Per condurre missioni in maniera autonoma ed efficace occorre disporre di strutture che non possono essere improvvisate al momento e che, se non preesistenti, devono essere costituite in funzione dell'esigenza traendo le risorse da comandi già operativi e collaudati. E' quanto nel tempo ha fatto la NATO proprio con SFOR prima e poi con KFOR per il Kosovo. Quando per sostenere l'impegno - iniziato in Bosnia nel 1995 e in Kosovo nel 1999 - non è stato più possibile impiegare al completo una delle strutture esistenti, l'Alleanza ha attinto le risorse necessarie da diversi organismi senza azzerarne la normale operatività e ha costituito comandi ad hoc che si avvicendavano nelle operazioni.

Un simile procedimento sarebbe difficilmente replicabile in ambito UE, visto che non esiste una struttura militare dell'Unione con comandi dedicati, né al momento ne sembra ipotizzabile la costituzione per evidenti motivi di bilancio. Era quindi inevitabile tornare alla soluzione Berlin plus, che prevede la possibilità per l'UE di utilizzare assetti NATO coordinando le sue attività nell'ambito del comando supremo alleato in Europa (SHAPE) anche grazie alla figura del vice comandante che indossa anche il cappello europeo.

Apparentemente dunque tra SFOR e Althea cambia molto poco, visto che le nazioni non potranno inventare nuove forze da schierare e continueranno con buona probabilità a impiegare nelle rotazioni quelle unità che finora si sono alternate.

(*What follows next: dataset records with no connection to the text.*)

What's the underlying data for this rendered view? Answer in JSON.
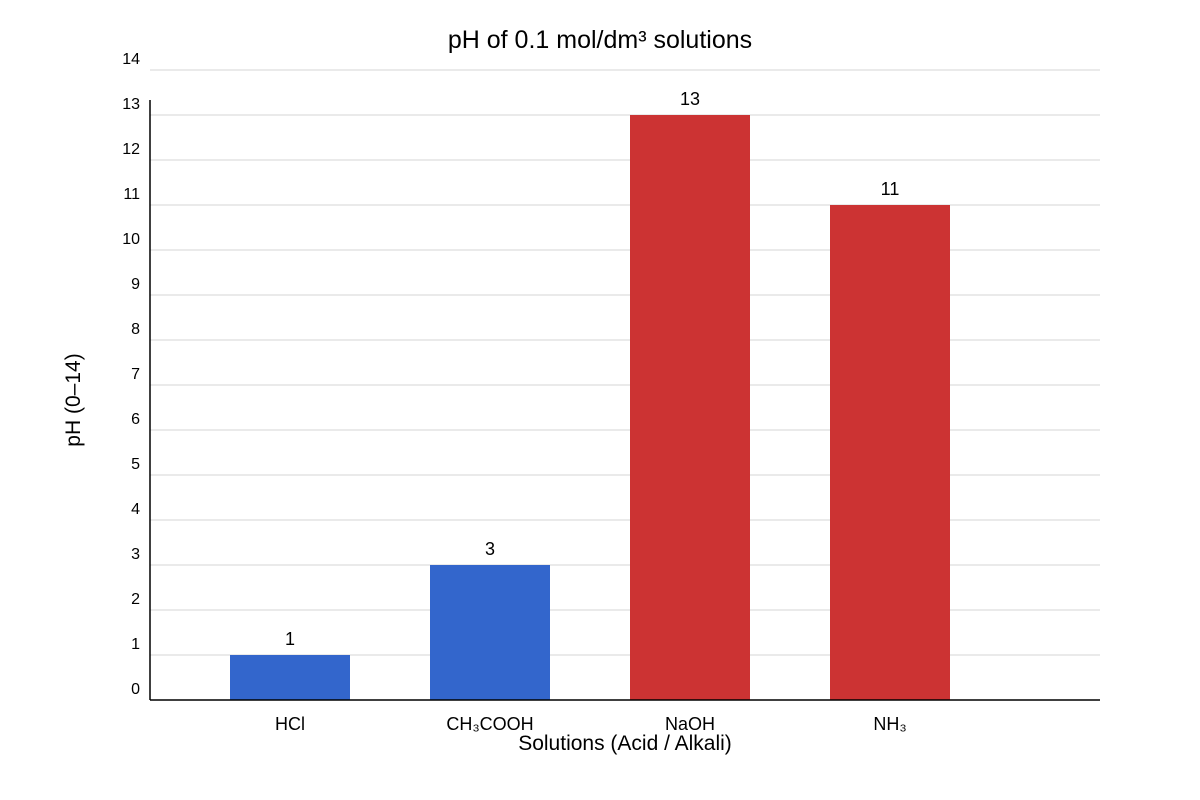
{
  "chart_data": {
    "type": "bar",
    "title": "pH of 0.1 mol/dm³ solutions",
    "xlabel": "Solutions (Acid / Alkali)",
    "ylabel": "pH (0–14)",
    "categories": [
      "HCl",
      "CH₃COOH",
      "NaOH",
      "NH₃"
    ],
    "values": [
      1,
      3,
      13,
      11
    ],
    "data_labels": [
      "1",
      "3",
      "13",
      "11"
    ],
    "bar_colors": [
      "#3366cc",
      "#3366cc",
      "#cc3333",
      "#cc3333"
    ],
    "ylim": [
      0,
      14
    ],
    "yticks": [
      0,
      1,
      2,
      3,
      4,
      5,
      6,
      7,
      8,
      9,
      10,
      11,
      12,
      13,
      14
    ],
    "grid": true,
    "legend": "none"
  }
}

La struttura di comando sarà costituita ad hoc e, anche se a leadership finlandese nel primo turno, verrà verosimilmente composta con criteri analoghi a quanto fatto finora traendo le risorse da comandi ormai collaudati a fornire questo tipo di contributo. La vera novità sarà piuttosto nella direzione politica della missione.

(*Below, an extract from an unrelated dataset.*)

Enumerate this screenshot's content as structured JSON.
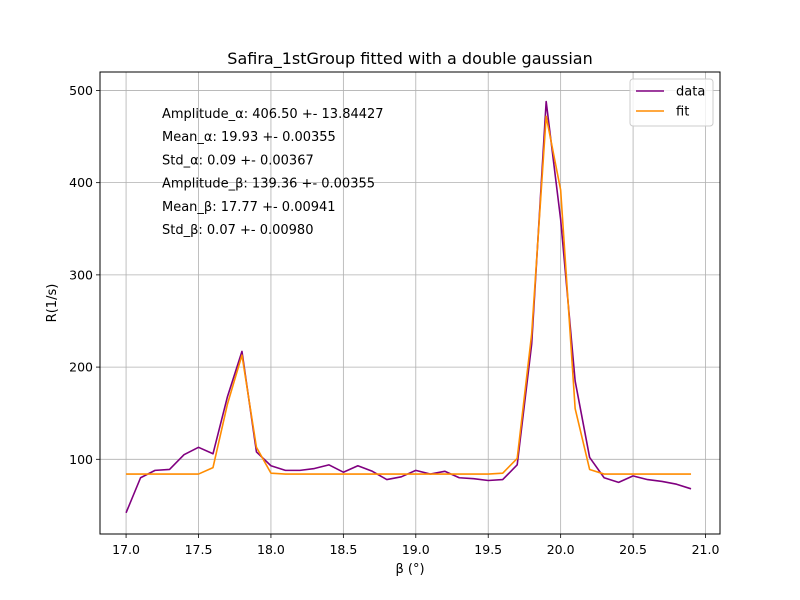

Esistono già due precedenti: la missione in Macedonia che ha preso il via il 31 marzo dello scorso anno con un analogo passaggio di responsabilità dalla NATO alla UE e la missione in Congo iniziata nel giugno 2003, atipica per la sua marcata connotazione francese. La Macedonia è stata un esperimento in vitro, che tuttora non ha richiesto l'assunzione di importanti decisioni politico militari per le quali però l'Unione Europea non dispone di una assemblea collaudata come il Consiglio Nord Atlantico (NAC) della NATO.

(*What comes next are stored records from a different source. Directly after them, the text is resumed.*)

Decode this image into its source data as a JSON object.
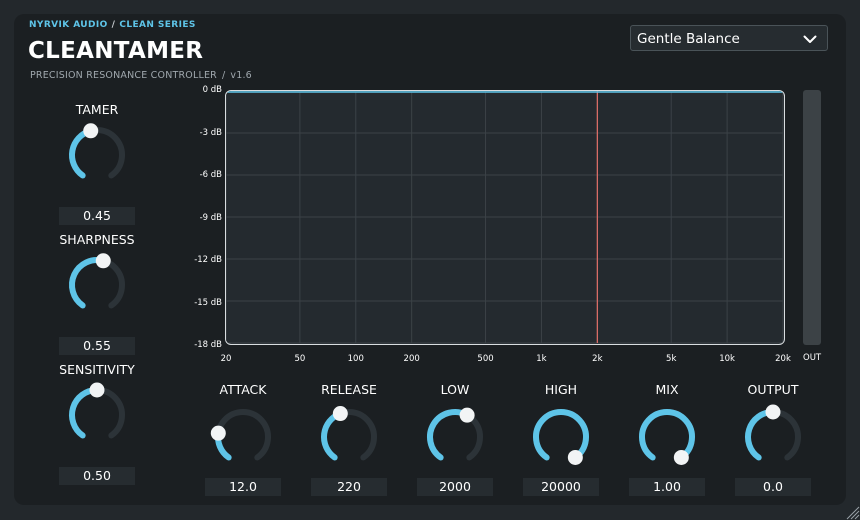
{
  "header": {
    "brand": "NYRVIK AUDIO",
    "brand_sep": "/",
    "series": "CLEAN SERIES",
    "title": "CLEANTAMER",
    "subtitle": "PRECISION RESONANCE CONTROLLER",
    "subtitle_sep": "/",
    "version": "v1.6"
  },
  "preset": {
    "selected": "Gentle Balance",
    "icon": "chevron-down-icon"
  },
  "left_knobs": [
    {
      "id": "tamer",
      "label": "TAMER",
      "value": "0.45",
      "fraction": 0.45
    },
    {
      "id": "sharpness",
      "label": "SHARPNESS",
      "value": "0.55",
      "fraction": 0.55
    },
    {
      "id": "sensitivity",
      "label": "SENSITIVITY",
      "value": "0.50",
      "fraction": 0.5
    }
  ],
  "bottom_knobs": [
    {
      "id": "attack",
      "label": "ATTACK",
      "value": "12.0",
      "fraction": 0.22
    },
    {
      "id": "release",
      "label": "RELEASE",
      "value": "220",
      "fraction": 0.43
    },
    {
      "id": "low",
      "label": "LOW",
      "value": "2000",
      "fraction": 0.6
    },
    {
      "id": "high",
      "label": "HIGH",
      "value": "20000",
      "fraction": 1.0
    },
    {
      "id": "mix",
      "label": "MIX",
      "value": "1.00",
      "fraction": 1.0
    },
    {
      "id": "output",
      "label": "OUTPUT",
      "value": "0.0",
      "fraction": 0.5
    }
  ],
  "graph": {
    "y_labels": [
      "0 dB",
      "-3 dB",
      "-6 dB",
      "-9 dB",
      "-12 dB",
      "-15 dB",
      "-18 dB"
    ],
    "x_labels": [
      "20",
      "50",
      "100",
      "200",
      "500",
      "1k",
      "2k",
      "5k",
      "10k",
      "20k"
    ],
    "x_values": [
      20,
      50,
      100,
      200,
      500,
      1000,
      2000,
      5000,
      10000,
      20000
    ],
    "marker_freq": 2000
  },
  "meter": {
    "label": "OUT"
  },
  "colors": {
    "accent": "#5ec4e8",
    "marker": "#e4706a",
    "knob_track": "#2c3338",
    "grid": "#3b4247"
  }
}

Al momento sembrano comunque superate - o forse solo congelate - le divergenze più forti sulle modalità attraverso cui realizzare la capacità europea di difesa. Althea è un buon banco di prova ed è stato reso ancora meno ostico dalla esclusione di un problema: la caccia ai criminali di guerra, prudentemente lasciato alle competenze della NATO.